« Ni dans les couloirs de l'école,ni dans la cour, ni même dans les escaliers du fond, ceux qui mènent au local d'Arts plastiques et qui sentent le lait caillé.
Elles sont partout, comme leurs insultes griffonnées sur les murs.
Aujourd'hui, c'est sur la porte de la toilette du deuxième étage qu'elles ont écrit :
Hélène pèse deux cent seize !
Plus bas, elles ont rajouté,
...et sent le swing ! »
« Ne parlez plus à Hélène, elle n'a plus d'amies »
Hélène foule la neige, fend le froid, se tient chaud de quelques nouvelles lectures qui vont la mener vers d'autres chemins, bienveillants, ensoleillés, source de courage où elle puise, bois doucement.
Enfonçant son bonnet sur sa tête, Hélène fait le deuil des rires entre copines en feuilletant les magazines, des robes à volant de la Bamba qui faisait rêver Geneviève et Anne-Julie, elle porte ses nouvelles rondeurs et s'enfonce dans l'histoire de Jane Eyre.
L'oeil fatigué et le dos fourbu de sa journée devant sa Singer, la maman d'Hélène oublie son dos fourbu, oublie son oeil fatigué et prépare une robe crinoline à pois pour sa petite soit la plus belle pour aller danser.
Jane Eyre avait des robes impeccables, la coiffure bien faite, de l'amour à revendre malgré les écueils du passé. La petite qu'elle veillait dans sa condition de gouvernante ne se lassait de louer sa gentillesse, rendre grâce à son esprit. Quelle héroïne !
L'achat des maillots de bain sont une épreuve.
« Dans le maillot Monaco, je suis une saucisse Ballerine. Dans le Maillot noir, je suis une saucisse en deuil. Je suis une saucisse. Jane Eye a beau être orpheline, laide, battue, seule et abandonnée, elle n'a pas, n'a jamais été, ne sera jamais une grosse saucisse. »
Le miracle survient. Un jour, en forêt. Une chose incroyable, rousse, flamboyante de beauté, un feu-follet à moustache que Hélène a presque touché du bout des doigts. le renard lui aurait caressé les phalanges de sa langue rose et rappeuse si Suzanne Lipsky n'avait pas hurlé comme une idiote du fond de la tente des « has-been ».
Hélène perçoit une chose nouvelle, essentielle. La vie peut nous surprendre.
Arrive enfin Géraldine! Quel sacré numéro !
«
Jane,le renard et moi » d'
Isabelle Arsenault et
Fanny Britt est ce que l'on peut appeler un roman graphique. Plus qu'une bande-dessinée, ce one-shot pourrait se suffire par le texte et offrir la même histoire, la même sensibilité touchante, nostalgique.
Les illustrations viennent enrichir l'histoire qui bien que, référencée très rétro, reste un problème très intemporel et universel. Les auteures nous livrent la petite histoire de Hélène, Hélène et ses petites rondeurs adolescentes, incommodantes, raillées de ne pas porter des robes à la dernière mode, abandonnée à la popularité par ses meilleures amies et trouvant du réconfort dans ses livres, mille autres vies bien moins douloureuses que sa réalité.
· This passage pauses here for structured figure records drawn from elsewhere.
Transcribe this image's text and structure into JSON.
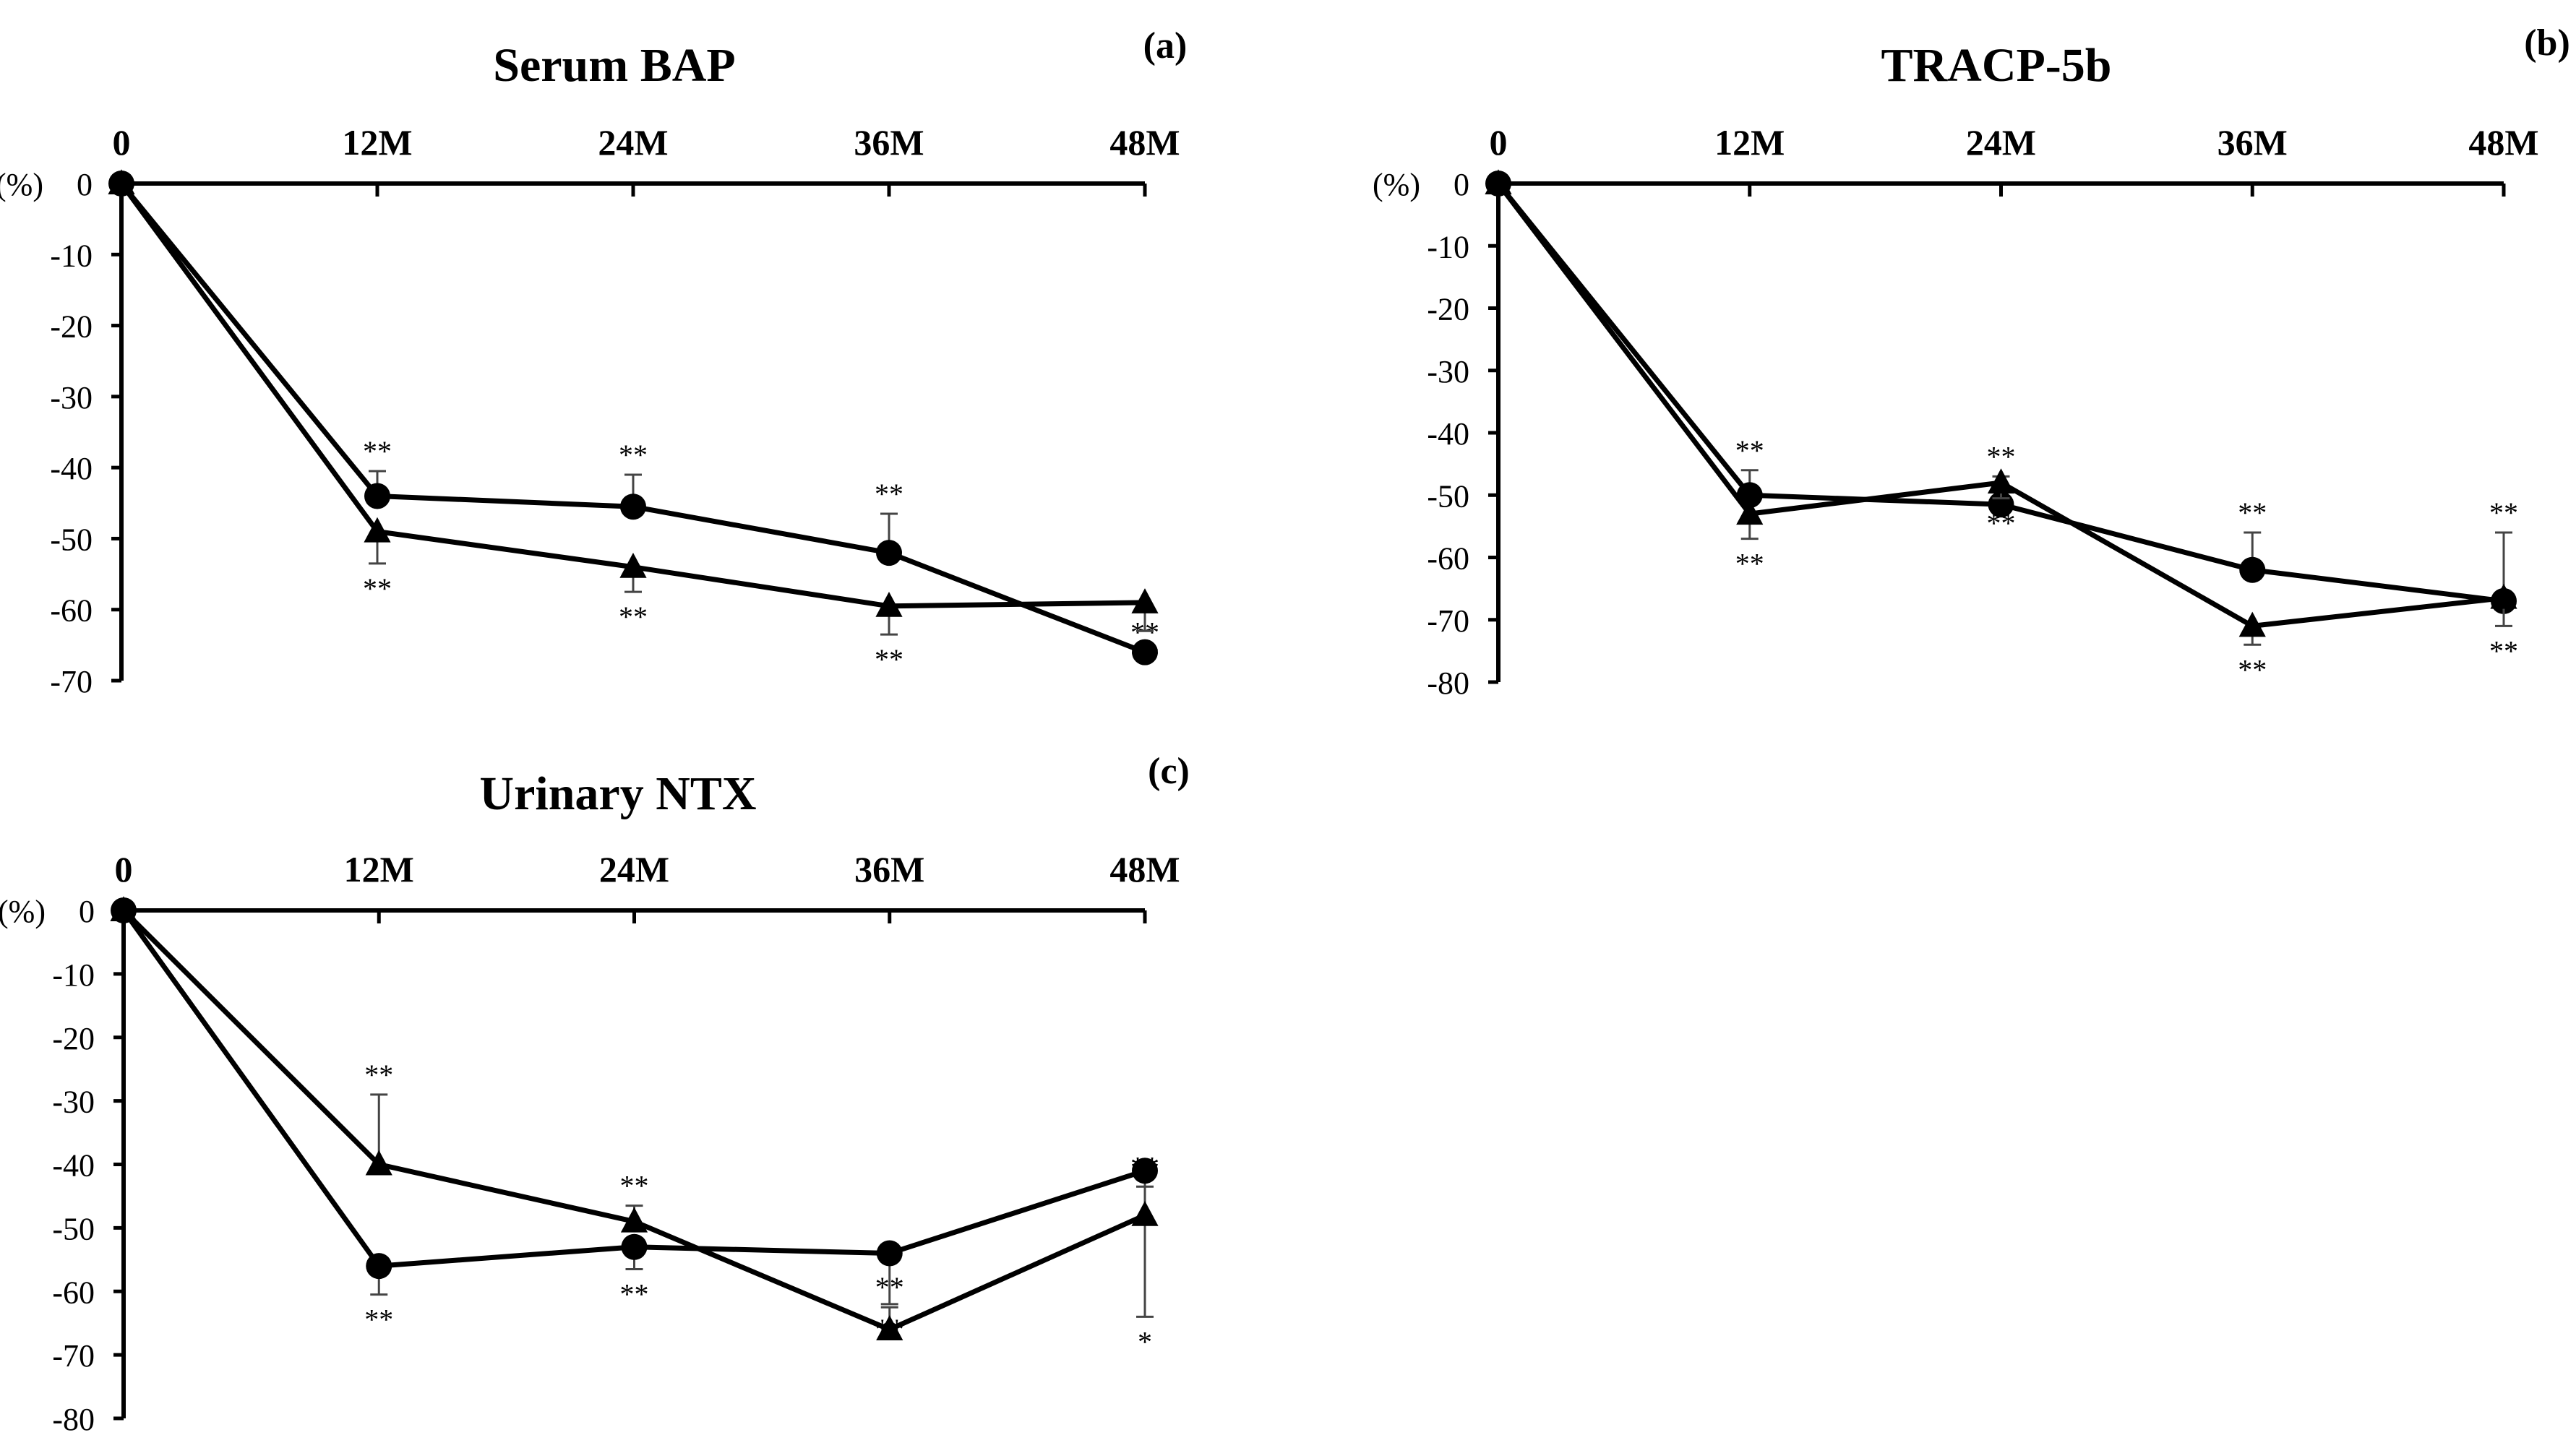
{
  "chart_data": [
    {
      "type": "line",
      "panel": "(a)",
      "title": "Serum BAP",
      "unit_label": "(%)",
      "categories": [
        "0",
        "12M",
        "24M",
        "36M",
        "48M"
      ],
      "ylim": [
        -70,
        0
      ],
      "yticks": [
        0,
        -10,
        -20,
        -30,
        -40,
        -50,
        -60,
        -70
      ],
      "series": [
        {
          "name": "circle",
          "marker": "circle",
          "values": [
            0,
            -44,
            -45.5,
            -52,
            -66
          ],
          "err": [
            0,
            3.5,
            4.5,
            5.5,
            0
          ],
          "stars": [
            "",
            "**",
            "**",
            "**",
            "**"
          ],
          "star_pos": "above"
        },
        {
          "name": "triangle",
          "marker": "triangle",
          "values": [
            0,
            -49,
            -54,
            -59.5,
            -59
          ],
          "err": [
            0,
            4.5,
            3.5,
            4,
            4
          ],
          "stars": [
            "",
            "**",
            "**",
            "**",
            "**"
          ],
          "star_pos": "below"
        }
      ]
    },
    {
      "type": "line",
      "panel": "(b)",
      "title": "TRACP-5b",
      "unit_label": "(%)",
      "categories": [
        "0",
        "12M",
        "24M",
        "36M",
        "48M"
      ],
      "ylim": [
        -80,
        0
      ],
      "yticks": [
        0,
        -10,
        -20,
        -30,
        -40,
        -50,
        -60,
        -70,
        -80
      ],
      "series": [
        {
          "name": "circle",
          "marker": "circle",
          "values": [
            0,
            -50,
            -51.5,
            -62,
            -67
          ],
          "err": [
            0,
            4,
            4.5,
            6,
            11
          ],
          "stars": [
            "",
            "**",
            "**",
            "**",
            "**"
          ],
          "star_pos": "above"
        },
        {
          "name": "triangle",
          "marker": "triangle",
          "values": [
            0,
            -53,
            -48,
            -71,
            -66.5
          ],
          "err": [
            0,
            4,
            2.5,
            3,
            4.5
          ],
          "stars": [
            "",
            "**",
            "**",
            "**",
            "**"
          ],
          "star_pos": "below"
        }
      ]
    },
    {
      "type": "line",
      "panel": "(c)",
      "title": "Urinary NTX",
      "unit_label": "(%)",
      "categories": [
        "0",
        "12M",
        "24M",
        "36M",
        "48M"
      ],
      "ylim": [
        -80,
        0
      ],
      "yticks": [
        0,
        -10,
        -20,
        -30,
        -40,
        -50,
        -60,
        -70,
        -80
      ],
      "series": [
        {
          "name": "circle",
          "marker": "circle",
          "values": [
            0,
            -56,
            -53,
            -54,
            -41
          ],
          "err": [
            0,
            4.5,
            3.5,
            8,
            23
          ],
          "stars": [
            "",
            "**",
            "**",
            "**",
            "*"
          ],
          "star_pos": "below"
        },
        {
          "name": "triangle",
          "marker": "triangle",
          "values": [
            0,
            -40,
            -49,
            -66,
            -48
          ],
          "err": [
            0,
            11,
            2.5,
            3.5,
            4.5
          ],
          "stars": [
            "",
            "**",
            "**",
            "**",
            "**"
          ],
          "star_pos": "above"
        }
      ]
    }
  ]
}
Les illustrations accompagnent de grisaille chaque petite anecdotes de sa vie d'ado, essayage de maillot de bain, ses tentatives pour être belle, Hélène porte ses petits complexes et s'arme avec les idées, la rêverie, l'écriture face aux mots qui fâchent, souri des tags mal orthographiés. Il y a sans doute une justice.
Et puis, la couleur survient, le renard est en somme annonciateur de quelque chose de plus grand que le quotidien, il perce le gris de son point sauvage, beau et indomptable.
L'imprévisible se produit et la couleur s'installe. Hélène noue une amitié avec Géraldine, une forte-tête espiègle qui se fait la meilleure des copines avec les recalées de la tente Has-been.
Les rires s'engouffrent sous la toile, les couleurs explosent, les joies se libèrent et portent les rondeurs. Hélène se sent légère, gonflée d'une belle énergie qui la révèle de nouveau.
C'est chouette les amies !
Nous basculons astucieusement entre le monde virtuel de Jane Eyre et le quotidien moins fantasmé, c'est bien vu. La lecture, on le voit, n'est pas qu'un refuge, il est un pilier sur lequel Hélène s'appuie en silence et lui permet de se poser fièrement. Elle a conscience de sa valeur, bien moins reluisante et clinquante.
Une belle histoire sur les complexes et sur l'amitié, la vraie !
Une chouette BD à découvrir, vraiment.